Par compte, tu as raison qu'il faut aussi de « la combativité sociale ». « L’alternative ne s’énonce pas : elle se construit. » mais Jean-Luc Mélenchon, le fait tout le temps. Il énonce puis demande qu'on le suive. Il a tendance à préempter les dates, par rapport aux mouvements sociaux et par rapport au Front de Gauche et au PCF. Il a fait une première fois sur le TSCG et une deuxième sur le 5 mai. La première fois, les organisations syndicales, politiques et les associations ont suivi. Cette fois, aucune organisation ne l'a fait en dehors du NPA, obligeant les personnes non membre du Front de Gauche à le faire individuellement. Ce n'est pas le meilleur moyen de construire une unité populaire ! De plus, le front syndical n'est pas le plus uni comme on vient de le voir à Aulnay entre la CGT et SUD. La nécessité de l'unité ne doit pas nous empêcher sur les modalités de sa réussite.
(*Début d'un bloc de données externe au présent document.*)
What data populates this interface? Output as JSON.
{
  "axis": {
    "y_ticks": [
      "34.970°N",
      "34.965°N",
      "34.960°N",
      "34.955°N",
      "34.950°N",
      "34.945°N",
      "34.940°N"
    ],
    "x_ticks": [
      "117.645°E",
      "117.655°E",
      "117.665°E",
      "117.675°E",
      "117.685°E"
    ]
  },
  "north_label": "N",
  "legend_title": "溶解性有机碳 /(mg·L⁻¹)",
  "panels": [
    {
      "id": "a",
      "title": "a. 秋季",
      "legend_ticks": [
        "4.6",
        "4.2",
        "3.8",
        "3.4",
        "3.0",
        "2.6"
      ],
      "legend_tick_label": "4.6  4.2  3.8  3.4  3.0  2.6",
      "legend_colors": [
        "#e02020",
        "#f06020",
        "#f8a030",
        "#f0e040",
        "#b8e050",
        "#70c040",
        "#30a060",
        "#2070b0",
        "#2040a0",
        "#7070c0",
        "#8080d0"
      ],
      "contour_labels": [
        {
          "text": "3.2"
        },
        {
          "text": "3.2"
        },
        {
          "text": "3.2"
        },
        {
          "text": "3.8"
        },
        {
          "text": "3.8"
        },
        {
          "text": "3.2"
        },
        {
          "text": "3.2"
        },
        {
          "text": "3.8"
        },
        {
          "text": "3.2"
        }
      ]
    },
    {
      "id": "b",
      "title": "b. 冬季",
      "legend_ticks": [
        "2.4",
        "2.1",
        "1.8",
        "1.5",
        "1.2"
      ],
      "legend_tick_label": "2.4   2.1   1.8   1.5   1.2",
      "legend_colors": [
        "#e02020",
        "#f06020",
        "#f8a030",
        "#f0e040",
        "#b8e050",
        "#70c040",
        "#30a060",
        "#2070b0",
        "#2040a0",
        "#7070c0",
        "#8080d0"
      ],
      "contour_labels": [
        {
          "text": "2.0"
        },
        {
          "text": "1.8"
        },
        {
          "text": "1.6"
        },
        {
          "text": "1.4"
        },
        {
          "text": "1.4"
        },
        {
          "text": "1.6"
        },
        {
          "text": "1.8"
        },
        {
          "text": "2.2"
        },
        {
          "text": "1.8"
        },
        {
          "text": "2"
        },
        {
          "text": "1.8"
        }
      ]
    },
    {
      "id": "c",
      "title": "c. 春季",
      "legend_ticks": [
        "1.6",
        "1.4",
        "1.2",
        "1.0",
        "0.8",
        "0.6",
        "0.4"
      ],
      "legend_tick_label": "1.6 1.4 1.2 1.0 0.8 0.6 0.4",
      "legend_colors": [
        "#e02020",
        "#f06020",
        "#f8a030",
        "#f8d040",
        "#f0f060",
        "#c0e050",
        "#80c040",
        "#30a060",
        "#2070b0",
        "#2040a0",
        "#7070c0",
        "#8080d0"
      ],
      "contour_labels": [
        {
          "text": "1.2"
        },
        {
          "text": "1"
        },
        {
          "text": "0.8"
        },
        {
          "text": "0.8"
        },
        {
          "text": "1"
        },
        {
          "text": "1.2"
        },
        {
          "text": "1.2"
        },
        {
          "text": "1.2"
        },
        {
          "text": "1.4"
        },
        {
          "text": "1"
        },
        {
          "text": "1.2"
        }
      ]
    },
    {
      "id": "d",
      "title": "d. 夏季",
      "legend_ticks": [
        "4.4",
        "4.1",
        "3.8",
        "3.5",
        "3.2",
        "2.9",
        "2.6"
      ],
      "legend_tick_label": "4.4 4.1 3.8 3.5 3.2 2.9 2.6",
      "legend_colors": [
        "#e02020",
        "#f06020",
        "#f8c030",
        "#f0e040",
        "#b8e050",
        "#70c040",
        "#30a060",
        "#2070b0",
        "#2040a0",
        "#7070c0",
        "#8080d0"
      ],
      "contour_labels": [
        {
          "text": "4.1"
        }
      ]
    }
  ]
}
Avant de terminer, il y a un dernier élément. C'est l'urgence de la réponse politique car nous avons une analyse singulière de la crise. Il y a une analyse singulière écologiste de la crise qui nécessite des réponses urgentes. Elle n'est pas financière. Elle n'est pas éthique. Elle est la fin de mode de production qui ne peut plus produire une croissance égalitaire. Par conséquent, moraliser le capitalisme est insuffisant. Nous vivons une bifurcation historique comme après la première guerre mondiale. Elle peut virer vers le pire comme dans les années 30 ou vers une solution plus démocratique. Aujourd'hui, les forces qui s'organisent sont les forces de l'extrême-droite et de la droite-extrême. La gauche s'isole avec Mélenchon ou accélère la déliquescence avec Hollande. Dans ces périodes, il faut être unis et éviter la division, car nos véritables ennemis s'organisent et ont peu à faire de la démocratie. C'était ma conclusion et c'est pour cela que je n'exclue pas de participer mais ne faisons pas l'impasse sur les responsabilités de chacune et chacun au lieu de les chercher uniquement parmi le reste de la gauche.